Holloway was just 18 when she disappeared on May 30, 2005. The prime suspect long has been Joran van der Sloot, who is in imprisoned in Peru for a 2010 murder. Dave Holloway is convinced Van der Sloot killed his daughter, but his latest quest is to find her body –- and investigate the new eyewitness claim.
“I saw Natalee Holloway on the last night she was alive,” island resident Jurrien de Jong told the syndicated TV program Inside Edition. “I was the eyewitness.
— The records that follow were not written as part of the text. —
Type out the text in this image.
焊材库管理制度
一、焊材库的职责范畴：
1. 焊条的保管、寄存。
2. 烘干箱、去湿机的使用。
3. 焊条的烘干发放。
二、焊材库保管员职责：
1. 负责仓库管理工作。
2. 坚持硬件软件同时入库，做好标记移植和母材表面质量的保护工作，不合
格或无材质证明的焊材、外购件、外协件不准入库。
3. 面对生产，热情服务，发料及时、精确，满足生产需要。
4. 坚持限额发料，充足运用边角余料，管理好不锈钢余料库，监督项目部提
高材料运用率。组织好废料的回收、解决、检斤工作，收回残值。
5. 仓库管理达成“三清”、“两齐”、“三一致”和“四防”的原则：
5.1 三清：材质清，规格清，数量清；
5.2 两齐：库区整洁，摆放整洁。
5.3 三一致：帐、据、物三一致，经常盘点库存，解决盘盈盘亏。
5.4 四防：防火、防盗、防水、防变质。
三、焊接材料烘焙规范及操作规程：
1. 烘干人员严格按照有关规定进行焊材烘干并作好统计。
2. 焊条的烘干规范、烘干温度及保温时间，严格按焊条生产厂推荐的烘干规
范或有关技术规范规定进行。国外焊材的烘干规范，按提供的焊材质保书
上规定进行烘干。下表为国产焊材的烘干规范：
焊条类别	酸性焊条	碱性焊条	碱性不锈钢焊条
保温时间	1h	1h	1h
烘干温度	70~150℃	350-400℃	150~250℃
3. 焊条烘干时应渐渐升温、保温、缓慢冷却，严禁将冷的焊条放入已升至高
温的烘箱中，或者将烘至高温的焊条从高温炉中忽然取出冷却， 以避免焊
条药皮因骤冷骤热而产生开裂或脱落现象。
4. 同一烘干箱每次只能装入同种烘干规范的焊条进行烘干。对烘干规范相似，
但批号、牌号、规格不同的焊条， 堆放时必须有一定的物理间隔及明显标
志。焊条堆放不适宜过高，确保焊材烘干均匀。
“I saw that Joran was chasing Natalee into a small building under construction,” De Jong continued. “In about five minutes he came out with Natalee in his arms, and slammed the body of Natalee on the floor, and then he made an opening in a crawl space… I knew she was dead.”
“I saw Natalee Holloway on the last night she was alive.”
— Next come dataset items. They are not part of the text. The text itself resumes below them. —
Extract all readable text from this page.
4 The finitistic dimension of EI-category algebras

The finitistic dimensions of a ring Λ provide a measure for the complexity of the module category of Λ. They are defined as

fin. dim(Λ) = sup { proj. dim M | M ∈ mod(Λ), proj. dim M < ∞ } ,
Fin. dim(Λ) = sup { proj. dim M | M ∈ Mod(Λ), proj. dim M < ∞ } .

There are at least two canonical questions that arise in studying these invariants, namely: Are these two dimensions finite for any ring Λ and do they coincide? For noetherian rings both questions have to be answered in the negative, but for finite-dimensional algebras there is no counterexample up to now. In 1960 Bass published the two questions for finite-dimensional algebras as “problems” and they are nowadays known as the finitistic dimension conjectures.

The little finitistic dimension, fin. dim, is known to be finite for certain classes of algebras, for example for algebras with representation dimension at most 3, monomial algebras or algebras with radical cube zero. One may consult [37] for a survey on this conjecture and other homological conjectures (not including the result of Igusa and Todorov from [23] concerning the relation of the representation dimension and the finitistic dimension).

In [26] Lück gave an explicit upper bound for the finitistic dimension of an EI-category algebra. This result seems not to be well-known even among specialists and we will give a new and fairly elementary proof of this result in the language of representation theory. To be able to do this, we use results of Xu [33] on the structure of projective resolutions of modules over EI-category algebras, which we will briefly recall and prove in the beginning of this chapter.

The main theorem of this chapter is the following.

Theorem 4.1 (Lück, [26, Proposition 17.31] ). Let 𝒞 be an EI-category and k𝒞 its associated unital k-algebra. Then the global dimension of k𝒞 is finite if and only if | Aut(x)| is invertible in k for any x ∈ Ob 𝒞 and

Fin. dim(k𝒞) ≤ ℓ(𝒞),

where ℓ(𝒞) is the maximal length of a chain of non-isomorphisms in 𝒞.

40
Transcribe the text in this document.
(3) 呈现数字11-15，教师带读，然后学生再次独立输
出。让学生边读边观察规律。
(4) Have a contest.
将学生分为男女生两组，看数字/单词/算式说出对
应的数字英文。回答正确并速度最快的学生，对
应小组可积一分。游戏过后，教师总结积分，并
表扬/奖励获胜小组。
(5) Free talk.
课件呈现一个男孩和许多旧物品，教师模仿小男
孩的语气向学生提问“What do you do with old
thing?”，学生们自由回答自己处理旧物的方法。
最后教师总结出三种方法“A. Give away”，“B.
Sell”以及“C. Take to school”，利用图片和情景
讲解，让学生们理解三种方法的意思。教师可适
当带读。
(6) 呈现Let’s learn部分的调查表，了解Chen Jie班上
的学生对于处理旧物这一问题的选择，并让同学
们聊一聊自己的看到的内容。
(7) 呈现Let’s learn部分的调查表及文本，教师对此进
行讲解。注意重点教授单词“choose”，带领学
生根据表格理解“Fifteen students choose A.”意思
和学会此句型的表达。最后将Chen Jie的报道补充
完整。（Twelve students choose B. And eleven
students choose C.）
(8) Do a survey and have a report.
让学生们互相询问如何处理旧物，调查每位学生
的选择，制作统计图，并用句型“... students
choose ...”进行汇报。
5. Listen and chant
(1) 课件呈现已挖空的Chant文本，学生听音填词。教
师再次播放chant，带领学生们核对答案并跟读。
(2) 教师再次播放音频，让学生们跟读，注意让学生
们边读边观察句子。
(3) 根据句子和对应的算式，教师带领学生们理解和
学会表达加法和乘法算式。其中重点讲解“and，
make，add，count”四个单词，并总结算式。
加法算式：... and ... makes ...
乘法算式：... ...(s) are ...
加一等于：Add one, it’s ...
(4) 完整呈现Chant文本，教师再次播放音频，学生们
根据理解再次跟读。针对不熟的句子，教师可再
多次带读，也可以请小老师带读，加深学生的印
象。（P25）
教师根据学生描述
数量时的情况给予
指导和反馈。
Natalee Holloway was last seen leaving a bar with van der Sloot. De Jong said he originally kept his secret because he was himself involved in unspecified illegal activities. But he told Inside Edition he was moved to speak out after seeing a report in which van der Sloot told an undercover investigator Natalee Holloway was buried at sea, which he believes is a lie.
Now, with an investigator and a cadaver dog in tow, Dave Holloway is out to determine if there is any truth to the latest claim. In the past, the search for justice for his daughter has taken several cruel twists. Several supposed leads have led nowhere, including conflicting statements from van der Sloot, who was arrested twice but never charged.
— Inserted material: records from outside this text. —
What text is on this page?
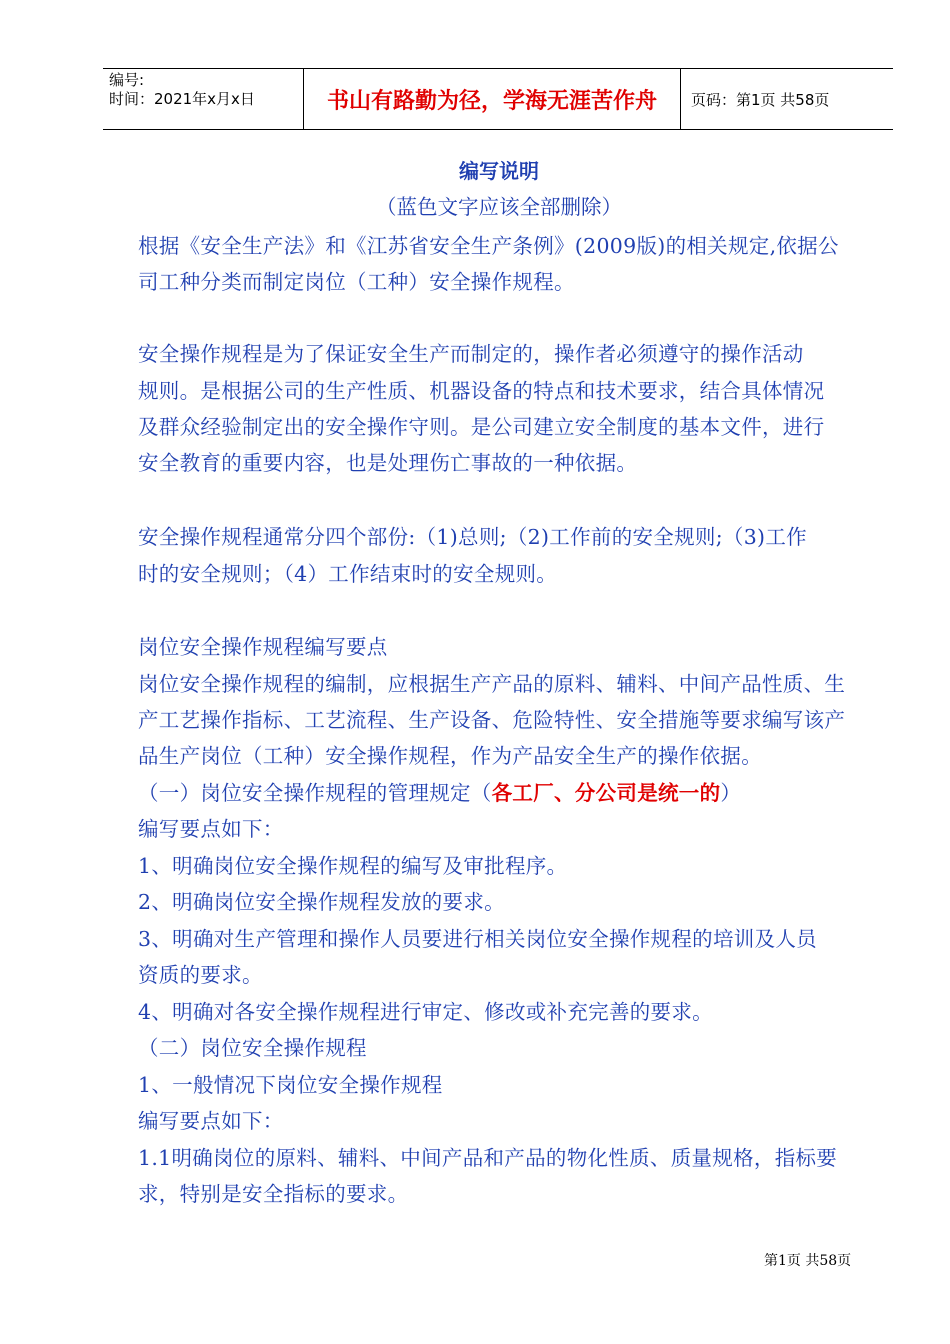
编号:
时间：2021年x月x日	书山有路勤为径，学海无涯苦作舟	页码：第1页 共58页
编写说明
（蓝色文字应该全部删除）
根据《安全生产法》和《江苏省安全生产条例》(2009版)的相关规定,依据公
司工种分类而制定岗位（工种）安全操作规程。
安全操作规程是为了保证安全生产而制定的，操作者必须遵守的操作活动
规则。是根据公司的生产性质、机器设备的特点和技术要求，结合具体情况
及群众经验制定出的安全操作守则。是公司建立安全制度的基本文件，进行
安全教育的重要内容，也是处理伤亡事故的一种依据。
安全操作规程通常分四个部份:（1)总则;（2)工作前的安全规则;（3)工作
时的安全规则；（4）工作结束时的安全规则。
岗位安全操作规程编写要点
岗位安全操作规程的编制，应根据生产产品的原料、辅料、中间产品性质、生
产工艺操作指标、工艺流程、生产设备、危险特性、安全措施等要求编写该产
品生产岗位（工种）安全操作规程，作为产品安全生产的操作依据。
（一）岗位安全操作规程的管理规定（各工厂、分公司是统一的）
编写要点如下：
1、明确岗位安全操作规程的编写及审批程序。
2、明确岗位安全操作规程发放的要求。
3、明确对生产管理和操作人员要进行相关岗位安全操作规程的培训及人员
资质的要求。
4、明确对各安全操作规程进行审定、修改或补充完善的要求。
（二）岗位安全操作规程
1、一般情况下岗位安全操作规程
编写要点如下：
1.1明确岗位的原料、辅料、中间产品和产品的物化性质、质量规格，指标要
求，特别是安全指标的要求。
第1页 共58页
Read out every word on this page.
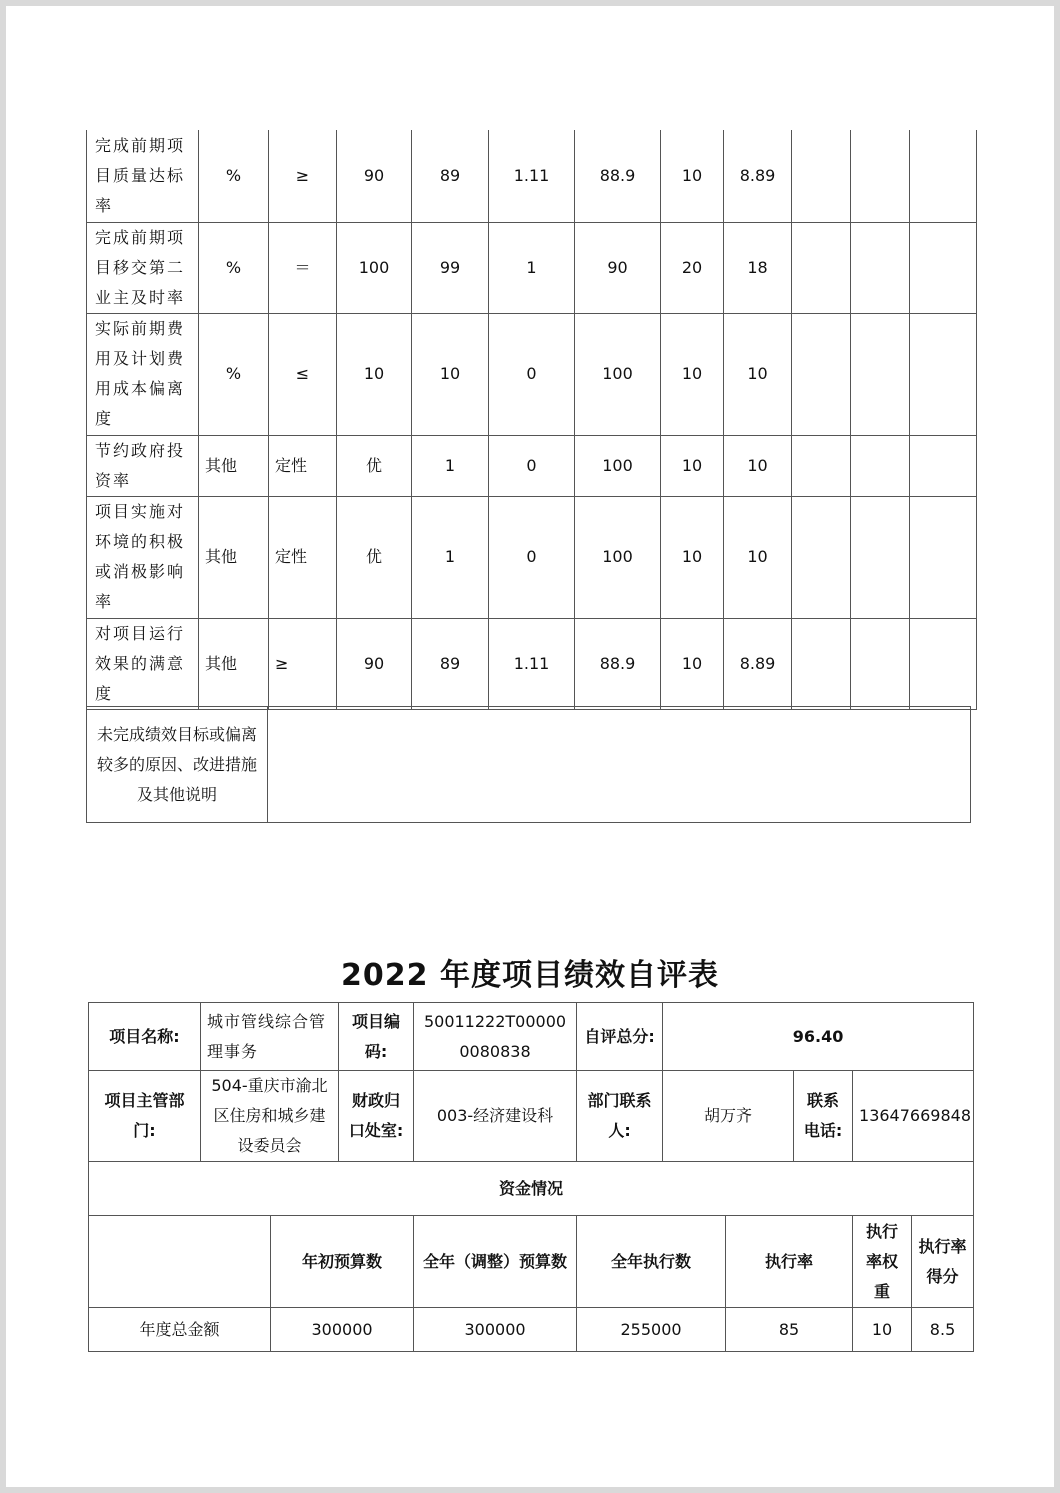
完成前期项目质量达标率	%	≥	90	89	1.11	88.9	10	8.89			
完成前期项目移交第二业主及时率	%	＝	100	99	1	90	20	18			
实际前期费用及计划费用成本偏离度	%	≤	10	10	0	100	10	10			
节约政府投资率	其他	定性	优	1	0	100	10	10			
项目实施对环境的积极或消极影响率	其他	定性	优	1	0	100	10	10			
对项目运行效果的满意度	其他	≥	90	89	1.11	88.9	10	8.89			
未完成绩效目标或偏离较多的原因、改进措施及其他说明	
2022 年度项目绩效自评表
项目名称:	城市管线综合管理事务		项目编码:	50011222T000000080838	自评总分:	96.40				
项目主管部门:	504-重庆市渝北区住房和城乡建设委员会		财政归口处室:	003-经济建设科	部门联系人:	胡万齐		联系电话:	13647669848	
资金情况										
		年初预算数		全年（调整）预算数	全年执行数		执行率		执行率权重	执行率得分
年度总金额		300000		300000	255000		85		10	8.5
Van der Sloot has claimed to have left a drunken Holloway alone on a beach; he was caught on hidden camera confessing to the killing, and he once told Fox News Channel's Greta Van Susteren that he sold her into slavery. He was also charged with trying to extort $250,000 from Natalee Holloway's mother, Beth Holloway, by claiming he could lead her to the remains of her daughter.
De Jong told the distraught father what he knew last year, and also made the claims to a Dutch newspaper, Algemeen Dagblad.
Eric Olthof, Aruba's prosecutor, told Inside Edition hisoffice is investigating the claims and expected his investigation could take as long as two months.
Van der Sloot, who was 17 when Holloway disappeared, is serving a 28-year sentence in Peru for the 2010 murder of Stephany Flores in a Lima hotel room. Upon completion of his sentence, he faces extradition to the U.S., where he will face charges of extorting and defrauding Beth Holloway.
Dave and Beth Holloway had divorced several years before their daughter disappeared.